Compound flooding refers to the complex interactions among oceanographic, inland (catchment) hydrological, and meteorological processes with anthropogenic factors such as land use changes due to urbanization. To-wit, the impact of higher tide levels, storm surge, and high intensity rainfall events over the inland catchment collectively may result in more extensive flooding than the individual processes acting separately. In the context of climate change and more frequent extreme weather events, coastal cities, particularly those in the ASEAN region, are increasingly vulnerable to compound flooding, yet there is no convenient and user-friendly modelling approach available that would enable the planning community and decision-makers to envision compound flooding as part of resiliency-oriented urban plan development.
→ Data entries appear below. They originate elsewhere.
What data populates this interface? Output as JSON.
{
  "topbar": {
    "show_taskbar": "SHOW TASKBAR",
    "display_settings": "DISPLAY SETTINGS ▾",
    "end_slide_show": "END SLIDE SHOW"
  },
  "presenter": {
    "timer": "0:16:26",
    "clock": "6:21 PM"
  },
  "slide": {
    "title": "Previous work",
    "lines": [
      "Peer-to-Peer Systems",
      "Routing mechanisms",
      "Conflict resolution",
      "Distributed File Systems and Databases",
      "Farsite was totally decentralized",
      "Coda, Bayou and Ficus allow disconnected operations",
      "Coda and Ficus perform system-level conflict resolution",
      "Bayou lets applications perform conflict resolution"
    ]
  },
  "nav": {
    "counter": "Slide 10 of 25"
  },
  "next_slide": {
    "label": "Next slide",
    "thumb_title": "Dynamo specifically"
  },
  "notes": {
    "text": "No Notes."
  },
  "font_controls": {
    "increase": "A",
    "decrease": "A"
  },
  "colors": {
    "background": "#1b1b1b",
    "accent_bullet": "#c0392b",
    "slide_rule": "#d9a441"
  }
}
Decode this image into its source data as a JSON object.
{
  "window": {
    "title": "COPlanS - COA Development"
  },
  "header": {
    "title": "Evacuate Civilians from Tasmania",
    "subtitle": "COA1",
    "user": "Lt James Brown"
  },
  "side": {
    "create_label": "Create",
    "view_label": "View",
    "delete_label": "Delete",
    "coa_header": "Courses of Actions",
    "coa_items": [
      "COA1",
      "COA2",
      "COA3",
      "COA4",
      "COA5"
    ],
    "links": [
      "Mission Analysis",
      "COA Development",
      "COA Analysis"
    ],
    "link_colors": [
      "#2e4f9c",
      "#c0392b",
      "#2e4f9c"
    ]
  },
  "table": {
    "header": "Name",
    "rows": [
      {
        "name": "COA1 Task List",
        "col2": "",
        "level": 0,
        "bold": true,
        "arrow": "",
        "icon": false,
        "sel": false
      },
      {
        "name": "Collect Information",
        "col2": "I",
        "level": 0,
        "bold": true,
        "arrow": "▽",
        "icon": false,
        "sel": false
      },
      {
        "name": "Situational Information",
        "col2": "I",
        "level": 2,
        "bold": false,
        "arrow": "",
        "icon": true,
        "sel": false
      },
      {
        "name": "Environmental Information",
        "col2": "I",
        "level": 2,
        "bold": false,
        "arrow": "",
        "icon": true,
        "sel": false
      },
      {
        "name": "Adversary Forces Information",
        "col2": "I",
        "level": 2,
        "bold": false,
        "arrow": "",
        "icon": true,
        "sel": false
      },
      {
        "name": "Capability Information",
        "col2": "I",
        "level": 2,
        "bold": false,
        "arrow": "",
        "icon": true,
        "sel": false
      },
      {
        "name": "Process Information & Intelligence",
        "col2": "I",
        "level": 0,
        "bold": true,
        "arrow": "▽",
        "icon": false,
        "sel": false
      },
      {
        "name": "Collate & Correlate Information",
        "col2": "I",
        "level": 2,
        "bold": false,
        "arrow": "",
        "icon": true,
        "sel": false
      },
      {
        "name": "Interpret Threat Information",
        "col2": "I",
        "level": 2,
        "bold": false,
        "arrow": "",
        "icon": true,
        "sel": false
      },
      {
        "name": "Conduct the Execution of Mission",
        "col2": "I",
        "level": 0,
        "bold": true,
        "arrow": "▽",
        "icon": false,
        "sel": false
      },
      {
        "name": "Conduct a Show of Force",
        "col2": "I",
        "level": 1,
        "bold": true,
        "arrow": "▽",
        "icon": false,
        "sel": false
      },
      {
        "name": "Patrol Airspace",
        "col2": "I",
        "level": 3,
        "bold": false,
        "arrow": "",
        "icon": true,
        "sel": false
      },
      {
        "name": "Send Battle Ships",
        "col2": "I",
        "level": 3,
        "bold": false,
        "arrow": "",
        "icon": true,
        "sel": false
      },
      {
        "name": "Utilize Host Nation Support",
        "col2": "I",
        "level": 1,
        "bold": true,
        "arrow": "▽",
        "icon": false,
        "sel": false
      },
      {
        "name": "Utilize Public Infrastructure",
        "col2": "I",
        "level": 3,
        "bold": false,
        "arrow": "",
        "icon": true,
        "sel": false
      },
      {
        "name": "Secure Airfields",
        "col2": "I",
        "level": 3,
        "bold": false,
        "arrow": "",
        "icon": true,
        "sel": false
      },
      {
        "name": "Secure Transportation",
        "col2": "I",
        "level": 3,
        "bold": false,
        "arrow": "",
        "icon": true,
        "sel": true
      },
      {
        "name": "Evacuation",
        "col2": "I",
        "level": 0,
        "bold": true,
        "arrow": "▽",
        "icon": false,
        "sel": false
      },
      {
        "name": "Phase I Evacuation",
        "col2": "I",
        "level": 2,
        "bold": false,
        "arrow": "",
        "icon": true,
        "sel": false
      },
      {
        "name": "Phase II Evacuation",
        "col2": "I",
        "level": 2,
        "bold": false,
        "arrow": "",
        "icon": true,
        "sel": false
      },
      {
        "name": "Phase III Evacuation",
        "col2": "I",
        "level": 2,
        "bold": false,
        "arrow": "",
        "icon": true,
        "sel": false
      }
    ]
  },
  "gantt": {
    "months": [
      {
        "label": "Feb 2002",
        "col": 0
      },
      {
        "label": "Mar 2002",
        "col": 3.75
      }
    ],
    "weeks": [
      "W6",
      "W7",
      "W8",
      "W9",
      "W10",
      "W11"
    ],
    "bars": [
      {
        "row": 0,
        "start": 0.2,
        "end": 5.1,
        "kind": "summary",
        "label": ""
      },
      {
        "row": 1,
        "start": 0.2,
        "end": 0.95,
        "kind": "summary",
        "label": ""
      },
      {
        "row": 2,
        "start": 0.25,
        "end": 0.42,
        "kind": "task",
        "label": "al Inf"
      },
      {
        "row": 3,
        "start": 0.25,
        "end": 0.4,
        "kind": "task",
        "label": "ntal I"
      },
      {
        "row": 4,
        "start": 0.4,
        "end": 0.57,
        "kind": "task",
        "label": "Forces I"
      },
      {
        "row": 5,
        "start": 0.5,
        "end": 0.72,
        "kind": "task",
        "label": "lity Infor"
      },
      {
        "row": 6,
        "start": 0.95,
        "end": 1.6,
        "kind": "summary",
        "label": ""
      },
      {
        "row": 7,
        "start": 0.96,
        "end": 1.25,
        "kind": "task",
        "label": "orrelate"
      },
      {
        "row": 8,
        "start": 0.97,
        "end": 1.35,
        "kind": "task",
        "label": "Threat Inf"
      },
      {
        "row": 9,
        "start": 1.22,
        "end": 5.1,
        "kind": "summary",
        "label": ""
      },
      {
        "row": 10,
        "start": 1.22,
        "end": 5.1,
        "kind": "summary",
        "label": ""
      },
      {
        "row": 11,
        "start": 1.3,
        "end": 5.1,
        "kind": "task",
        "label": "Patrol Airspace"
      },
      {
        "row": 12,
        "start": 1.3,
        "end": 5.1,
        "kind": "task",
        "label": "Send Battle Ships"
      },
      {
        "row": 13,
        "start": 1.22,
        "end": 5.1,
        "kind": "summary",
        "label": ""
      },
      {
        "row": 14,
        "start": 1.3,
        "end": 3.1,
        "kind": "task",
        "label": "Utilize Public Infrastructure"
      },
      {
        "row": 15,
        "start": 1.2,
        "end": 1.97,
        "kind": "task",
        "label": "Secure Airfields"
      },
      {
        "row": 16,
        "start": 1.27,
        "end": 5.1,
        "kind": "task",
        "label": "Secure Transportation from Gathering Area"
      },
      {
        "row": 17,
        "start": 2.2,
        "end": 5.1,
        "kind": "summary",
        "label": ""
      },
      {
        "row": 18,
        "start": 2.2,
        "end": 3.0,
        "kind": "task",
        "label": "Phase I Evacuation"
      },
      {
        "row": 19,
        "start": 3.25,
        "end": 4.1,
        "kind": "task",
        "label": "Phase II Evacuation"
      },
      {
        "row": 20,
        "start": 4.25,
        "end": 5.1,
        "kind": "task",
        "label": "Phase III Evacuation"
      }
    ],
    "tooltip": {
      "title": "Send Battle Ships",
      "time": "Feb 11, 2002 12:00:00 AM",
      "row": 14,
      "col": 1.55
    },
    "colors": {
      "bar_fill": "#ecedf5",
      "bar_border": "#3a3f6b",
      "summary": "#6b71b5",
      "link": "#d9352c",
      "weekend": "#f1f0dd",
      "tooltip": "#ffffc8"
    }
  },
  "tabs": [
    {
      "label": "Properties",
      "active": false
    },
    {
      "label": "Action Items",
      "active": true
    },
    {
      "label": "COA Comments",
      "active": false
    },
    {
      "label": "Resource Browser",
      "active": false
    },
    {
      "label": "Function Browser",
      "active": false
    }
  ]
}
We addressed this gap by developing the3D Resiliency Visualisation Platform (3DRVP), within which linked features are established using Python scripts to seamless integrate a 2D mixed land use fluvial/pluvial catchment model (PCSWMM) with a 2D/3D coastal hydrodynamic model (Delft3D) to simulate the dynamics of compound floods for the assessment of coastal inundation. This platform aims to assist planners, urban design professionals, and engineers with a realistic visualization tool to picture the urban infrastructure planning alternatives as well as to facilitate the real-time operational decision-making and evacuation activation with flood control strategies. The integrated platform theory is developed first and the platform then is trialled for a developing coastal area in south Bangkok, Thailand. Similar to many cities of the global south, data availability to calibrate models is limited and as such we used a mixed methods approach to explore model accuracy. The Delft3D model was calibrated successfully using water level data from a nearby gauge in the Gulf of Thailand for Typhoon Linda. The catchment model (PCSWMM) was validated using observed flood areas as reported by the local municipality. A 100-year design rainstorm was subsequently modelled and linked with the Typhoon Linda surge levels with results indicating the combination of rainfall flooding and storm surge would increase the flooded area by 25.6% over the system components modelled individually.